The updates are scheduled to arrive globally over the coming weeks, and they follow a familiar playbook in social video: reduce friction, nudge feedback into simpler actions, and keep people watching longer. TikTok and Instagram have spent years training users to expect fast, minimal controls, so YouTube is clearly trying to keep Shorts from feeling like the overdesigned cousin in the room.

What changes in YouTube Shorts playback

Several of the new tools are small on paper but meaningful in use. A ”Clear screen” toggle hides on-screen buttons and text with one tap, while mute controls now appear after tapping to pause and selecting the mute icon. YouTube is also adding a quicker way to push Shorts to 2x speed, with a press-and-hold gesture that temporarily fast-forwards the clip and a swipe-down gesture that locks the video at that pace.

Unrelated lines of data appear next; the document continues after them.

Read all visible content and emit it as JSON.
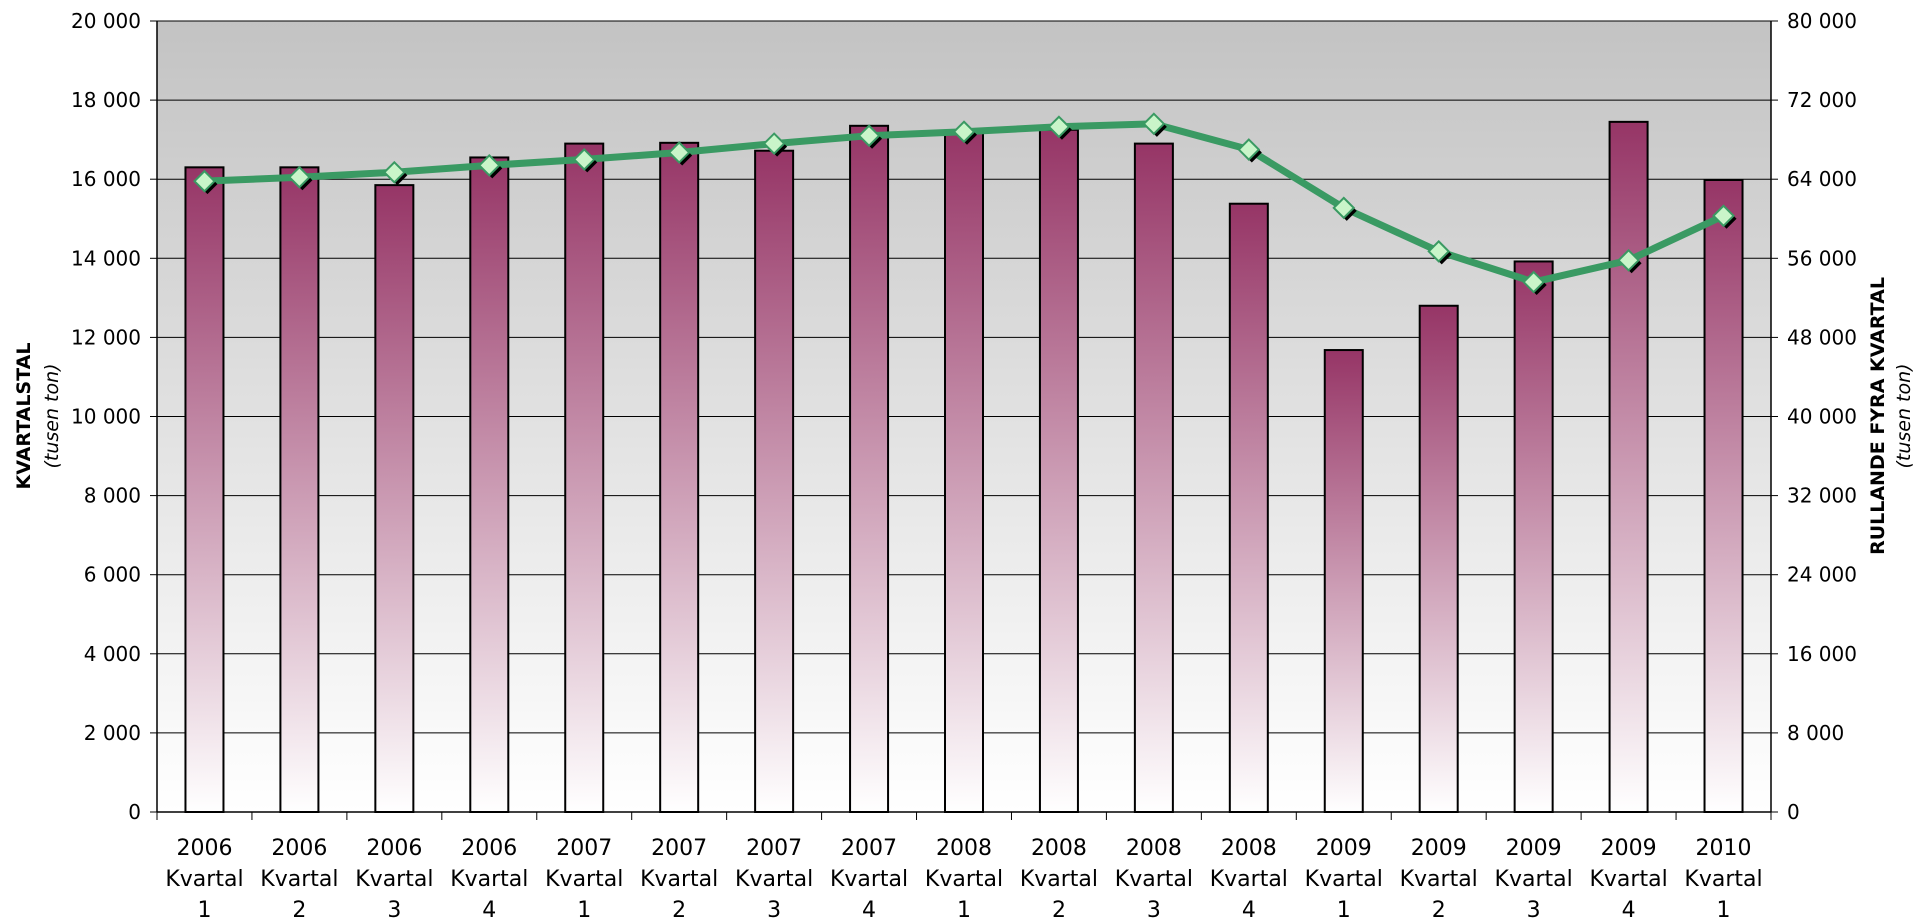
{
  "chart_data": {
    "type": "bar",
    "categories": [
      [
        "2006",
        "Kvartal",
        "1"
      ],
      [
        "2006",
        "Kvartal",
        "2"
      ],
      [
        "2006",
        "Kvartal",
        "3"
      ],
      [
        "2006",
        "Kvartal",
        "4"
      ],
      [
        "2007",
        "Kvartal",
        "1"
      ],
      [
        "2007",
        "Kvartal",
        "2"
      ],
      [
        "2007",
        "Kvartal",
        "3"
      ],
      [
        "2007",
        "Kvartal",
        "4"
      ],
      [
        "2008",
        "Kvartal",
        "1"
      ],
      [
        "2008",
        "Kvartal",
        "2"
      ],
      [
        "2008",
        "Kvartal",
        "3"
      ],
      [
        "2008",
        "Kvartal",
        "4"
      ],
      [
        "2009",
        "Kvartal",
        "1"
      ],
      [
        "2009",
        "Kvartal",
        "2"
      ],
      [
        "2009",
        "Kvartal",
        "3"
      ],
      [
        "2009",
        "Kvartal",
        "4"
      ],
      [
        "2010",
        "Kvartal",
        "1"
      ]
    ],
    "series": [
      {
        "type": "bar",
        "axis": "left",
        "values": [
          16300,
          16300,
          15850,
          16550,
          16900,
          16920,
          16720,
          17350,
          17200,
          17250,
          16900,
          15380,
          11680,
          12800,
          13920,
          17450,
          15980
        ],
        "color_top": "#963566",
        "color_bottom": "#ffffff"
      },
      {
        "type": "line",
        "axis": "right",
        "values": [
          63800,
          64200,
          64700,
          65400,
          66000,
          66700,
          67600,
          68400,
          68800,
          69300,
          69600,
          67000,
          61100,
          56700,
          53600,
          55800,
          60300
        ],
        "color": "#3a9a63",
        "marker_color": "#c9f5c9"
      }
    ],
    "left_axis": {
      "title": "KVARTALSTAL",
      "unit": "(tusen ton)",
      "ylim": [
        0,
        20000
      ],
      "ticks": [
        0,
        2000,
        4000,
        6000,
        8000,
        10000,
        12000,
        14000,
        16000,
        18000,
        20000
      ],
      "tick_labels": [
        "0",
        "2 000",
        "4 000",
        "6 000",
        "8 000",
        "10 000",
        "12 000",
        "14 000",
        "16 000",
        "18 000",
        "20 000"
      ]
    },
    "right_axis": {
      "title": "RULLANDE FYRA KVARTAL",
      "unit": "(tusen ton)",
      "ylim": [
        0,
        80000
      ],
      "ticks": [
        0,
        8000,
        16000,
        24000,
        32000,
        40000,
        48000,
        56000,
        64000,
        72000,
        80000
      ],
      "tick_labels": [
        "0",
        "8 000",
        "16 000",
        "24 000",
        "32 000",
        "40 000",
        "48 000",
        "56 000",
        "64 000",
        "72 000",
        "80 000"
      ]
    },
    "grid": true,
    "legend": "none"
  }
}
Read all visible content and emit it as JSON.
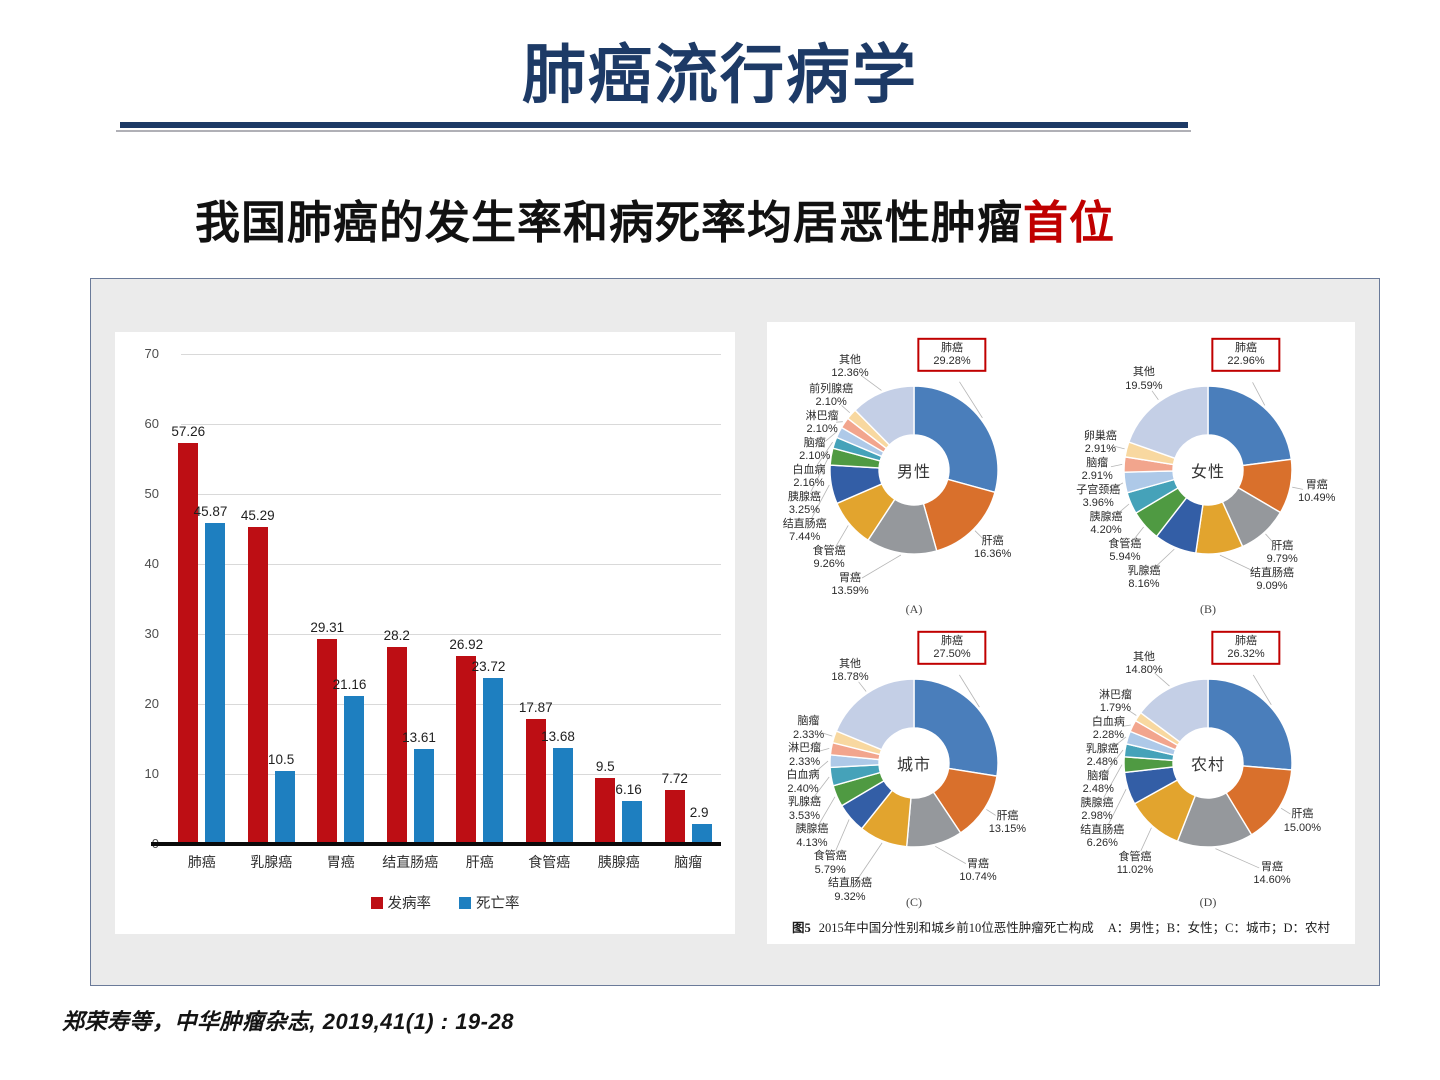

  • ”Clear screen” hides buttons and text with one tap
  • 2x playback speed is now available for Shorts
  • Holding the edge of the screen fast-forwards temporarily
  • Swiping down while pressing the player locks 2x speed

Shorts feedback tools are getting stripped down

YouTube is also changing how viewers react to Shorts. The thumbs-up button will become a heart icon, and the ”Dislike” button is being retired for the format. The company says simpler controls tested better because users found them easier to understand and more natural to use, which is exactly the sort of interface logic that tends to show up after enough people accidentally tap the wrong thing.

More detailed feedback is still available, just tucked behind the three-dot menu. If viewers choose ”Not Interested,” they can now explain why, while ”Don’t recommend this channel” and ”Report” stay in place for feed control and moderation. That split is smart: one-tap reactions keep engagement fast, while the deeper options preserve the platform’s ability to learn what people actually want to avoid.

Shorts controls are being grouped into one carousel

One more change should make the interface feel less scattered. YouTube is moving features such as audio tracks and related video links into a single carousel directly beneath the video title. That sounds minor, but on a phone screen, every extra layer matters, and Shorts has long been the kind of product where one misplaced button can make the whole experience feel busier than it should.

The broader pattern is easy to read: YouTube wants Shorts to feel faster, cleaner, and more intentional, not just a vertical feed with extra chrome. The question now is whether these tweaks make people watch longer or simply make the app feel less annoying while they do it.